O conjunto de símbolos presente em cada atividade fomenta descobertas no público. Foi no Pop Plus, por exemplo, que muitas mulheres entre 30 e 40 anos vestiram, pela primeira vez na vida, saia, biquíni e roupas mais coloridas.

Para Flávia, o episódio mais marcante que vivenciou no Pop Plus foi ver a emoção de uma menina de 14 anos ao encontrar um vestido que serviu bem nela. "A menina chegou no evento, procurou umas coisas, aí quando ela encontrou um vestido que ficou perfeito nela, ela começou a chorar. Todo mundo se emocionou".

Foram essas histórias que me fizeram perceber que o Pop Plus era muito mais do que só um espaço de moda, de beleza e estética, mas também da importância social dele. Que preenche uma lacuna de milhares de mulheres excluídas da moda diariamente

Flávia Durante, criadora do Pop Plus, feira de moda plus size

Um sonho coletivo

A empresária Juliana Torrette, dona da marca de moda praia Cor de Jambo, participa da feira desde 2015. Ela é pioneira no fio dental plus size com modelos que vestem do 46 ao 56. A sugestão do modelo veio da Flávia, e por esse motivo ela é conhecida como a madrinha do fio dental plus.

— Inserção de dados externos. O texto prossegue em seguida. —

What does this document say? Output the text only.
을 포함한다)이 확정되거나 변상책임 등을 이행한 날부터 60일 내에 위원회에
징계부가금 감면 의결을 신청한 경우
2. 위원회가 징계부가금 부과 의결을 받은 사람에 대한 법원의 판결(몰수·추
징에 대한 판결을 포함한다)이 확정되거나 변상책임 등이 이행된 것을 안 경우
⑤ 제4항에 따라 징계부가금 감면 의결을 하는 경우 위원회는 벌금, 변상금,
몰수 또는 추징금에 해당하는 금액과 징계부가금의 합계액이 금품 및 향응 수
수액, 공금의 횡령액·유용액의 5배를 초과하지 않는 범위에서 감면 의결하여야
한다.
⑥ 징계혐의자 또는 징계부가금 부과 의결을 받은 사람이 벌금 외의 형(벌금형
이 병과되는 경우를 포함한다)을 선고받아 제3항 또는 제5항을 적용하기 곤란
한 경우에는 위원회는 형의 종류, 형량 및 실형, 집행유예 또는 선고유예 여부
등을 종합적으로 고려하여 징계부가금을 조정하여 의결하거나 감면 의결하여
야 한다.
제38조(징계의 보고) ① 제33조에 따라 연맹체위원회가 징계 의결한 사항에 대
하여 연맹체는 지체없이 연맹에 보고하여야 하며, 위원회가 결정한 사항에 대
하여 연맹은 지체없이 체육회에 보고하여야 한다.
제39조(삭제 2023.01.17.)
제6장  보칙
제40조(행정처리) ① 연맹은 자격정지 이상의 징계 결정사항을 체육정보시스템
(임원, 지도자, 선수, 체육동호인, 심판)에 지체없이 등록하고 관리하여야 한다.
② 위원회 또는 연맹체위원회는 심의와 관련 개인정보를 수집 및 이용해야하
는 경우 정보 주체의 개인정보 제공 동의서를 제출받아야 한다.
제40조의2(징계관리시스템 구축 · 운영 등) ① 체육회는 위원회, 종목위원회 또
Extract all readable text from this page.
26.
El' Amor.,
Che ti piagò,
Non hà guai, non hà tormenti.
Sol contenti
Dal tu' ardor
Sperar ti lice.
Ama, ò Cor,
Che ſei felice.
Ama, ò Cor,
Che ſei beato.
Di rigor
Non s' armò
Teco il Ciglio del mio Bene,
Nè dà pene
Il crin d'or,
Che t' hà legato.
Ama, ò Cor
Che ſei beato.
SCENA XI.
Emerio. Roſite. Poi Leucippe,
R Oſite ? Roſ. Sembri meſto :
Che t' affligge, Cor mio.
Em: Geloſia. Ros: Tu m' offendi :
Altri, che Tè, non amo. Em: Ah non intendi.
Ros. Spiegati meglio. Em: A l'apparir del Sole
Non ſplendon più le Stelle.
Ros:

Juliana conta que o Pop Plus, além de impactar no volume de vendas, auxiliou no amadurecimento da marca. "Antes produzíamos peças plus, porém mais simples e básicas. A feira abriu um mundo diferente, onde tivemos muito mais liberdade para criar e ousar", diz.

Como consumidora, a jornalista e criadora de conteúdo Bárbara Forte, 33, considera o Pop Plus um divisor de águas em sua vida desde que descobriu a feira nas redes sociais, em 2017. Bárbara, na época, estava bastante insatisfeita com as opções oferecidas pelo mercado. "Muitas vezes saía chorando das lojas por não encontrar nada que me servisse", conta.

No evento, ela se sentiu confortável e passou a ver o próprio corpo com mais generosidade. "A primeira loja com que me deparei tinha inclusive uma camiseta escrito 'gorda', e até então eu achava que não era pra gente se orgulhar de ser quem era. Meu olhar mudou a partir desse dia". Esse encontro rendeu um novo início a ela, que criou um blog sobre autoestima e corpo livre. "Hoje sou uma pessoa mais segura do meu espaço no mundo. Tento replicar que todas nós somos merecedoras de sermos quem nós somos", afirma Bárbara.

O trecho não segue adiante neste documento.